A Mathematical Model of a Conceptual Design Approach of High Altitude Solar Powered Unmanned Aerial Vehicles

Abstract

In this paper, an analytical approach has been developed to design a high altitude solar-powered aircraft, for a given mission at a conceptual design stage. The mass and power of each aircraft component are estimated as a constant fraction of either the structural mass, the total mass or the total power requirements. These fractions are evaluated statistically from data published for existing data of solar powered high-altitude UAVs. Also, a study has been conducted to explore the influence of the reference altitude, latitude, endurance on the weight of aircraft and its other main characteristics.
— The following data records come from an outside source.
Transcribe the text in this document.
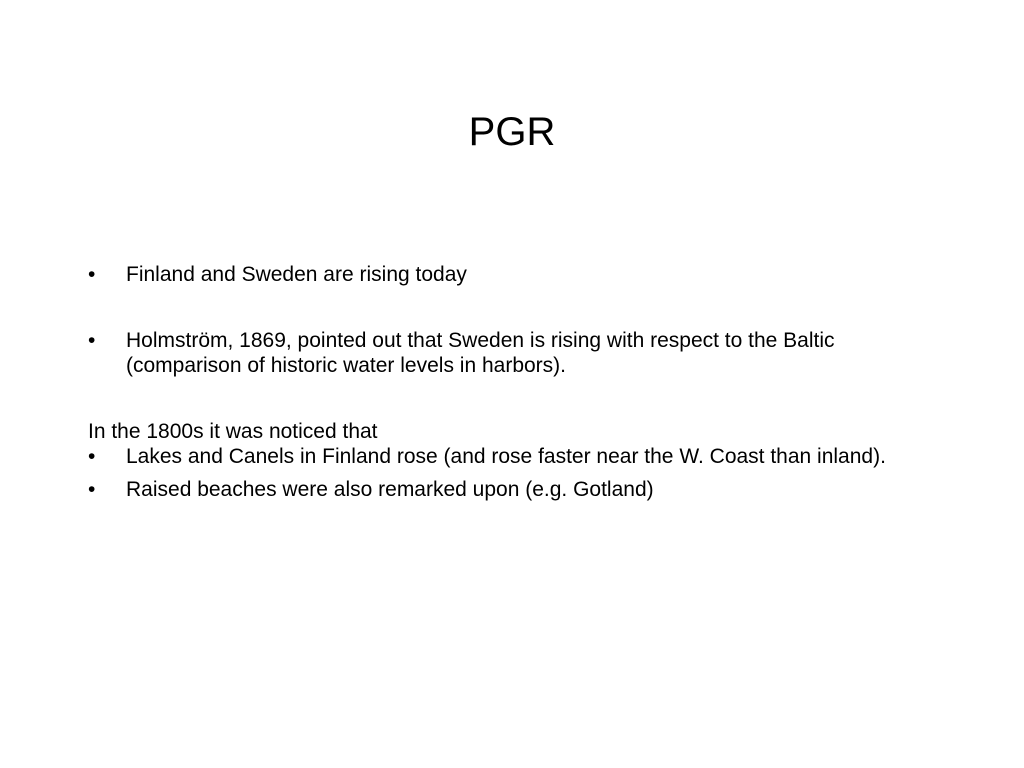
PGR
•	Finland and Sweden are rising today
•	Holmström, 1869, pointed out that Sweden is rising with respect to the Baltic (comparison of historic water levels in harbors).
In the 1800s it was noticed that
•	Lakes and Canels in Finland rose (and rose faster near the W. Coast than inland).
•	Raised beaches were also remarked upon (e.g. Gotland)
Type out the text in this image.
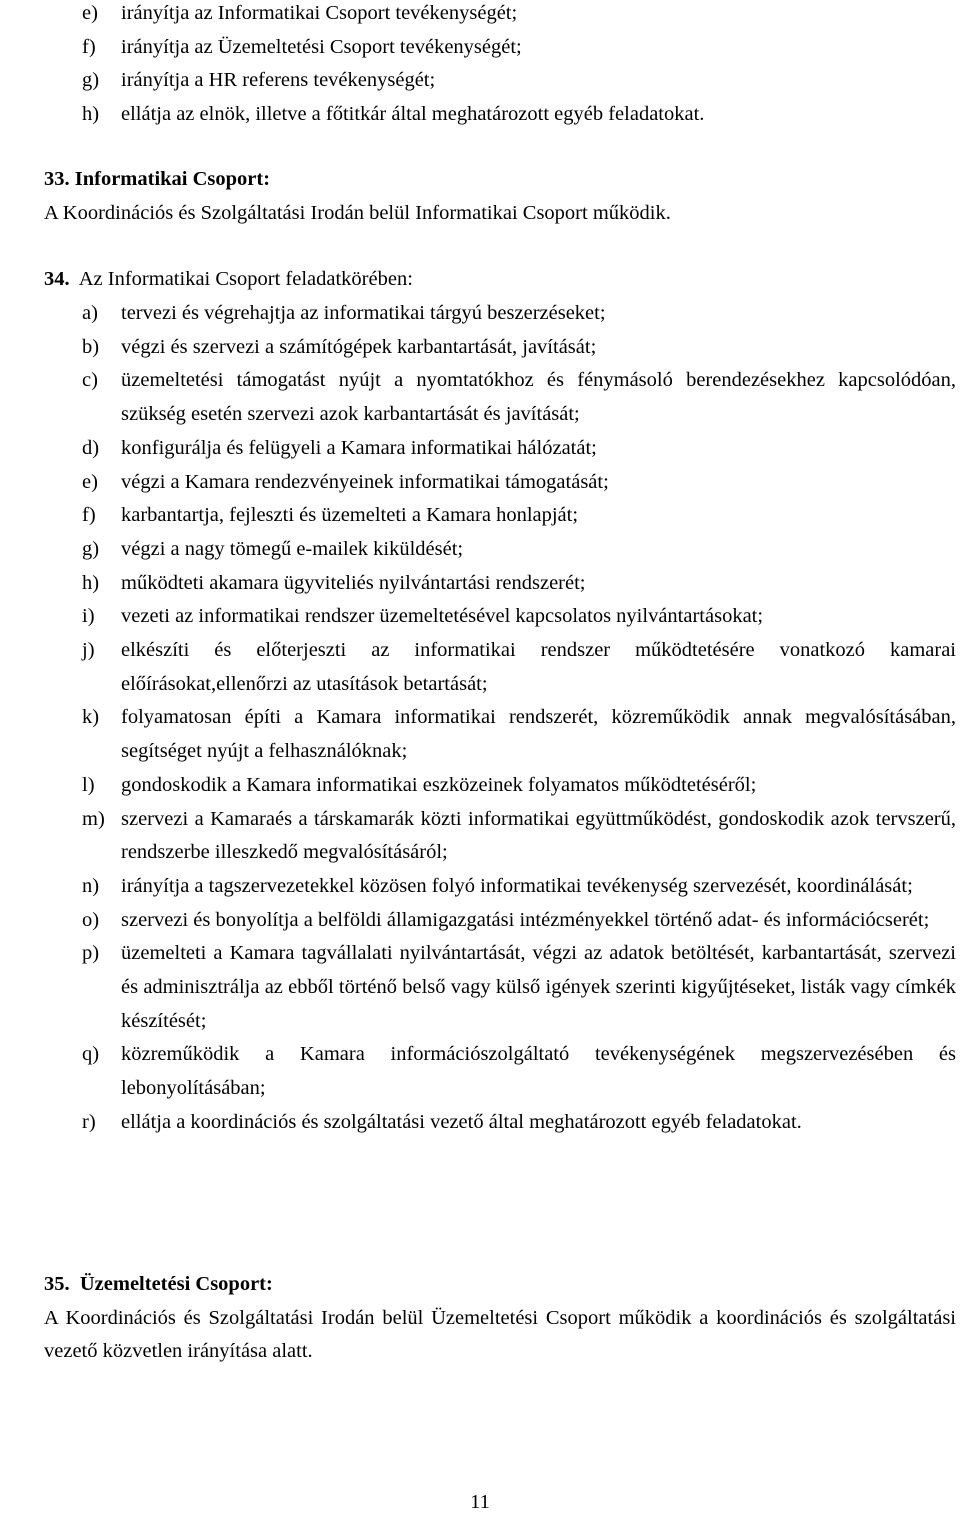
e)	irányítja az Informatikai Csoport tevékenységét;
f)	irányítja az Üzemeltetési Csoport tevékenységét;
g)	irányítja a HR referens tevékenységét;
h)	ellátja az elnök, illetve a főtitkár által meghatározott egyéb feladatokat.
33. Informatikai Csoport:
A Koordinációs és Szolgáltatási Irodán belül Informatikai Csoport működik.
34. Az Informatikai Csoport feladatkörében:
a)	tervezi és végrehajtja az informatikai tárgyú beszerzéseket;
b)	végzi és szervezi a számítógépek karbantartását, javítását;
c)	üzemeltetési támogatást nyújt a nyomtatókhoz és fénymásoló berendezésekhez kapcsolódóan, szükség esetén szervezi azok karbantartását és javítását;
d)	konfigurálja és felügyeli a Kamara informatikai hálózatát;
e)	végzi a Kamara rendezvényeinek informatikai támogatását;
f)	karbantartja, fejleszti és üzemelteti a Kamara honlapját;
g)	végzi a nagy tömegű e-mailek kiküldését;
h)	működteti akamara ügyviteliés nyilvántartási rendszerét;
i)	vezeti az informatikai rendszer üzemeltetésével kapcsolatos nyilvántartásokat;
j)	elkészíti és előterjeszti az informatikai rendszer működtetésére vonatkozó kamarai előírásokat,ellenőrzi az utasítások betartását;
k)	folyamatosan építi a Kamara informatikai rendszerét, közreműködik annak megvalósításában, segítséget nyújt a felhasználóknak;
l)	gondoskodik a Kamara informatikai eszközeinek folyamatos működtetéséről;
m) szervezi a Kamaraés a társkamarák közti informatikai együttműködést, gondoskodik azok tervszerű, rendszerbe illeszkedő megvalósításáról;
n)	irányítja a tagszervezetekkel közösen folyó informatikai tevékenység szervezését, koordinálását;
o)	szervezi és bonyolítja a belföldi államigazgatási intézményekkel történő adat- és információcserét;
p)	üzemelteti a Kamara tagvállalati nyilvántartását, végzi az adatok betöltését, karbantartását, szervezi és adminisztrálja az ebből történő belső vagy külső igények szerinti kigyűjtéseket, listák vagy címkék készítését;
q)	közreműködik a Kamara információszolgáltató tevékenységének megszervezésében és lebonyolításában;
r)	ellátja a koordinációs és szolgáltatási vezető által meghatározott egyéb feladatokat.
35. Üzemeltetési Csoport:
A Koordinációs és Szolgáltatási Irodán belül Üzemeltetési Csoport működik a koordinációs és szolgáltatási vezető közvetlen irányítása alatt.
11
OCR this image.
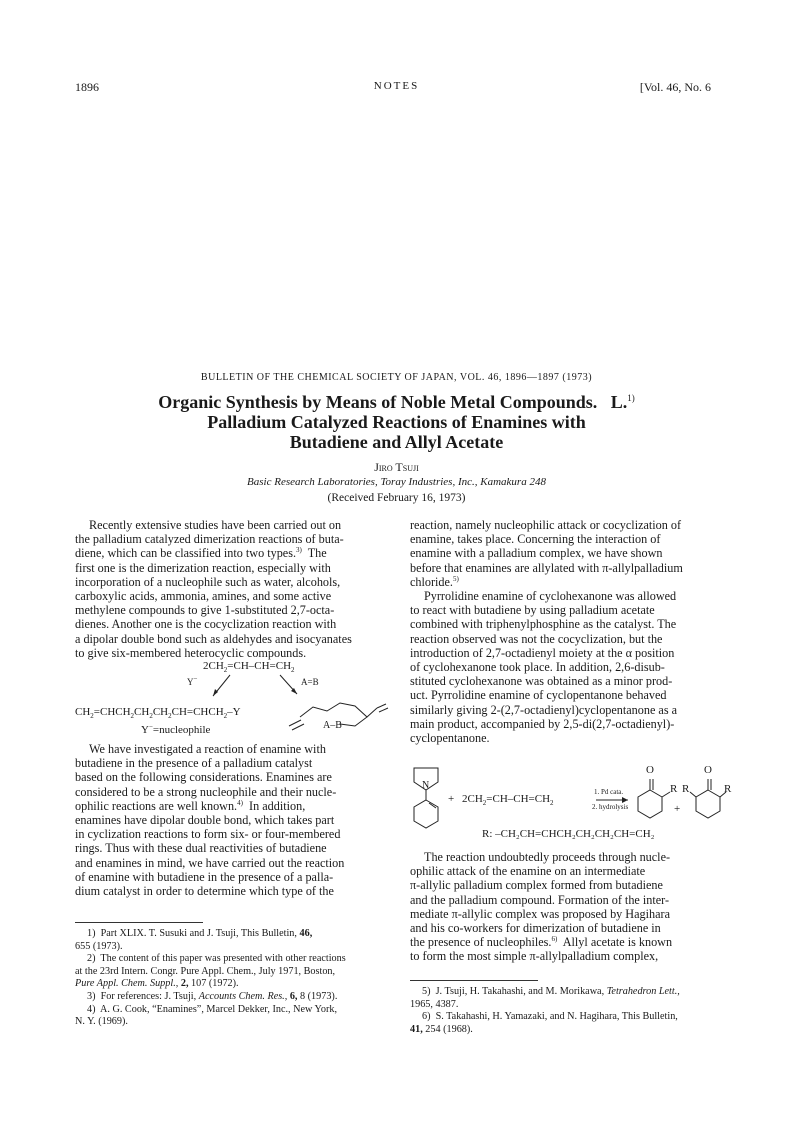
1896	NOTES	[Vol. 46, No. 6
BULLETIN OF THE CHEMICAL SOCIETY OF JAPAN, VOL. 46, 1896—1897 (1973)
Organic Synthesis by Means of Noble Metal Compounds. L.$^{1)}$
Palladium Catalyzed Reactions of Enamines with
Butadiene and Allyl Acetate
Jiro Tsuji
Basic Research Laboratories, Toray Industries, Inc., Kamakura 248
(Received February 16, 1973)
Recently extensive studies have been carried out on
the palladium catalyzed dimerization reactions of buta-
diene, which can be classified into two types.$^{3)}$ The
first one is the dimerization reaction, especially with
incorporation of a nucleophile such as water, alcohols,
carboxylic acids, ammonia, amines, and some active
methylene compounds to give 1-substituted 2,7-octa-
dienes. Another one is the cocyclization reaction with
a dipolar double bond such as aldehydes and isocyanates
to give six-membered heterocyclic compounds.
$2CH_2=CH-CH=CH_2$
Y−	A=B
$CH_2=CHCH_2CH_2CH_2CH=CHCH_2-Y$
A–B
Y−=nucleophile
We have investigated a reaction of enamine with
butadiene in the presence of a palladium catalyst
based on the following considerations. Enamines are
considered to be a strong nucleophile and their nucle-
ophilic reactions are well known.$^{4)}$ In addition,
enamines have dipolar double bond, which takes part
in cyclization reactions to form six- or four-membered
rings. Thus with these dual reactivities of butadiene
and enamines in mind, we have carried out the reaction
of enamine with butadiene in the presence of a palla-
dium catalyst in order to determine which type of the
1) Part XLIX. T. Susuki and J. Tsuji, This Bulletin, 46,
655 (1973).
2) The content of this paper was presented with other reactions
at the 23rd Intern. Congr. Pure Appl. Chem., July 1971, Boston,
Pure Appl. Chem. Suppl., 2, 107 (1972).
3) For references: J. Tsuji, Accounts Chem. Res., 6, 8 (1973).
4) A. G. Cook, “Enamines”, Marcel Dekker, Inc., New York,
N. Y. (1969).
reaction, namely nucleophilic attack or cocyclization of
enamine, takes place. Concerning the interaction of
enamine with a palladium complex, we have shown
before that enamines are allylated with π-allylpalladium
chloride.$^{5)}$
Pyrrolidine enamine of cyclohexanone was allowed
to react with butadiene by using palladium acetate
combined with triphenylphosphine as the catalyst. The
reaction observed was not the cocyclization, but the
introduction of 2,7-octadienyl moiety at the α position
of cyclohexanone took place. In addition, 2,6-disub-
stituted cyclohexanone was obtained as a minor prod-
uct. Pyrrolidine enamine of cyclopentanone behaved
similarly giving 2-(2,7-octadienyl)cyclopentanone as a
main product, accompanied by 2,5-di(2,7-octadienyl)-
cyclopentanone.
N
+ $2CH_2=CH-CH=CH_2$
1. Pd cata.
2. hydrolysis
O	O
R R	R
+
R: –CH₂CH=CHCH₂CH₂CH₂CH=CH₂
The reaction undoubtedly proceeds through nucle-
ophilic attack of the enamine on an intermediate
π-allylic palladium complex formed from butadiene
and the palladium compound. Formation of the inter-
mediate π-allylic complex was proposed by Hagihara
and his co-workers for dimerization of butadiene in
the presence of nucleophiles.$^{6)}$ Allyl acetate is known
to form the most simple π-allylpalladium complex,
5) J. Tsuji, H. Takahashi, and M. Morikawa, Tetrahedron Lett.,
1965, 4387.
6) S. Takahashi, H. Yamazaki, and N. Hagihara, This Bulletin,
41, 254 (1968).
The study aims at designing a high altitude long endurance solar powered aircraft for a surveillance mission to carry a 100 kg payload and operate over a particular area in Iraq which lies between latitudes 290 N and 380 N. The design approach has proved its capability by producing acceptable results for the weight and the power of each aircraft component. This approach also facilitates exploring the possible design space for a given mission in which the optimal weight and its corresponding set of characteristics can be easily concluded. The study shows that increasing the reference altitude can lead to a heavier aircraft in spite of the high levels of the available solar energy that can be harvested. Nevertheless, the surface area required for solar power generation is less than that needed to obtain sufficient lift when the aircraft was designed to operate at higher altitudes. Furthermore, the daytime period showed a noticeable influence besides the available solar energy in the achievement of the design aims.